Artist Profile:

Scot Ray

scott_rayMulti-instrumentalist Scot Ray is an active and innovative musician/composer. Equally fluid on trombone, tuba, and dobro slide guitar, Ray has been featured on over five dozen recordings.

Trombonist Scot Ray rounds up the usual suspects of West Coast postmodern jazz for this session classified in the ‘unable to classify’ category. The former sideman in Brian Setzer’s swing orchestra pens a few ideas of hs own on Active Vapor Recovery. He has jettisoned swing for an amalgam of fresh funk, rock, chamber, and free music.

Scot assembles a cast of Cryptogramphone and 9 Winds record regulars to pull off this most eclectic of sessions. But then again what would you expect from a trombone/electric violin/bass/guitar/drums record? Cartoon music? Yes, and then some. Scot’s compositions, nine of them, are a sort of 21st century Raymond Scott pack of hungry electric cannibals with all the time and music shifts possible.

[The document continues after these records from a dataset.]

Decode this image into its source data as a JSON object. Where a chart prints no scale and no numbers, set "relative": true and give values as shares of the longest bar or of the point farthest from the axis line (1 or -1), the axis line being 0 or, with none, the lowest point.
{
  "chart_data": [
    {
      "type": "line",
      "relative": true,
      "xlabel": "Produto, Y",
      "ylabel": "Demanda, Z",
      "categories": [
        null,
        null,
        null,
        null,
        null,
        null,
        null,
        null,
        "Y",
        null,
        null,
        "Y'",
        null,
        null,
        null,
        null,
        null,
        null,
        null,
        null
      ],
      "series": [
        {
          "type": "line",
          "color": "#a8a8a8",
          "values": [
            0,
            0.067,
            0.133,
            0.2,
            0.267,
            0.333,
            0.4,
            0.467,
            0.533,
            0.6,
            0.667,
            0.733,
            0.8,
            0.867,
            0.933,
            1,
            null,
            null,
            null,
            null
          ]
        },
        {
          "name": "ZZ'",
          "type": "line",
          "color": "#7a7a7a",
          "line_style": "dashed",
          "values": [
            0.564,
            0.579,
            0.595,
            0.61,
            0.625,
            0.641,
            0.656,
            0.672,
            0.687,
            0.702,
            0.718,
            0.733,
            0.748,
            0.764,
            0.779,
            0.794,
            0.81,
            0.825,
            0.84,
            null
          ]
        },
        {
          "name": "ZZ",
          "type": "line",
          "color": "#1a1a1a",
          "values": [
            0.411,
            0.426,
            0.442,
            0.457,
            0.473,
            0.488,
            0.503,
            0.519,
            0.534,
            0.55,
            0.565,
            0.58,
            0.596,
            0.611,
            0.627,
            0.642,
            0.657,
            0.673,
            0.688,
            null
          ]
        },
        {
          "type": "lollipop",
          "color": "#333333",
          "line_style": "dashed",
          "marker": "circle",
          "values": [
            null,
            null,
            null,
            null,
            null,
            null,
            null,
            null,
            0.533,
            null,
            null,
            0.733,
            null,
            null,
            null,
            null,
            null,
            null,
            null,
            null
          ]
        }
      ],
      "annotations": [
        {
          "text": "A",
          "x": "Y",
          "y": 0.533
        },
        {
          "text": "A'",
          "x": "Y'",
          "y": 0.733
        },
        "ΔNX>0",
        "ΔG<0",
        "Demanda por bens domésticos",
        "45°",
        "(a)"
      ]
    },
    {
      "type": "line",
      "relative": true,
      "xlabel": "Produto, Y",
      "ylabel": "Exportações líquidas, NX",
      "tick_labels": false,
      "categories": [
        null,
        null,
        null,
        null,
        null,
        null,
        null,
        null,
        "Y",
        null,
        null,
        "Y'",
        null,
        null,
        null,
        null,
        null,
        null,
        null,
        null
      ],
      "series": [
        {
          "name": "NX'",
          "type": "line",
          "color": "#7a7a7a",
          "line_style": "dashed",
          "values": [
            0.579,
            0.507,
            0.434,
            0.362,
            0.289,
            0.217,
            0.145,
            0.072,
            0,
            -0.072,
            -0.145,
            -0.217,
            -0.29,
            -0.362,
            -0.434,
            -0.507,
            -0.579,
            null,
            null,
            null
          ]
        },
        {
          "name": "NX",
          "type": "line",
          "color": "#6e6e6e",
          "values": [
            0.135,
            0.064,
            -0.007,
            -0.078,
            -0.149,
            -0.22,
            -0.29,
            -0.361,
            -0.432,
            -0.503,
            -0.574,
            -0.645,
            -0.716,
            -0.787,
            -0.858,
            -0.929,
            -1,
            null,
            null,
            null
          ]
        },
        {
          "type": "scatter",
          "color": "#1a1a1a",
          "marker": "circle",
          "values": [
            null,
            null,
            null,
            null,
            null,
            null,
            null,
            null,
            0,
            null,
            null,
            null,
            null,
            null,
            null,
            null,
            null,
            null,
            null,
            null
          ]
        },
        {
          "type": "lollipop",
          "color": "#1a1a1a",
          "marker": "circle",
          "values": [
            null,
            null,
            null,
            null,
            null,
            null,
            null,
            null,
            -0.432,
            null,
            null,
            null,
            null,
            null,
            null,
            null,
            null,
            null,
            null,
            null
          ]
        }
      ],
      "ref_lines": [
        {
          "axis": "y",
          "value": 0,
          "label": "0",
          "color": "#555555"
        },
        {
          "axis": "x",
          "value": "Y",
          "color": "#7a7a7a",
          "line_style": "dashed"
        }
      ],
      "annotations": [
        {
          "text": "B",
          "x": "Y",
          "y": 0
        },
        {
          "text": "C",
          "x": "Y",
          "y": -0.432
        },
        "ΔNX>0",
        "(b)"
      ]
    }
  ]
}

His “Scarabaeus” starts off marching, only to twist into the Warner Brothers cartoon version of hide-and-seek before mashing a bit of guitar/trombone driven mayhem. The quintet also dabbles in chamber jazz on “Man As Kite,” prominently featuring Jeff Gauthier’s fluid tone. You have to dig any band that can go from dizzy to beautiful with such ease. They infuse soul jazz and funk jazz into the 1970s inspired “In Cleveland” and the title track.

This eclecticism of style can sound stilted if care is not taken to keep the music consistent. Scot’s choice of the Cline bothers and Stuart Liebig makes the sum of these parts a greater whole. Guitarist Nels Cline has always been able to shift genre and attention with eloquence. Scot allows Cline to shred when necessary; other places he accompanies without distracting. The two tracks that stand out here are almost exact opposites in style. The nearly 14-minute “Trouble With Sugar” is a free abstraction of created sounds, while “Bitteroot” plies beautifully long lines of color over a landscape of serenity. Ray’s trombone carves through all of these tunes with a remarkable fluency in all styles.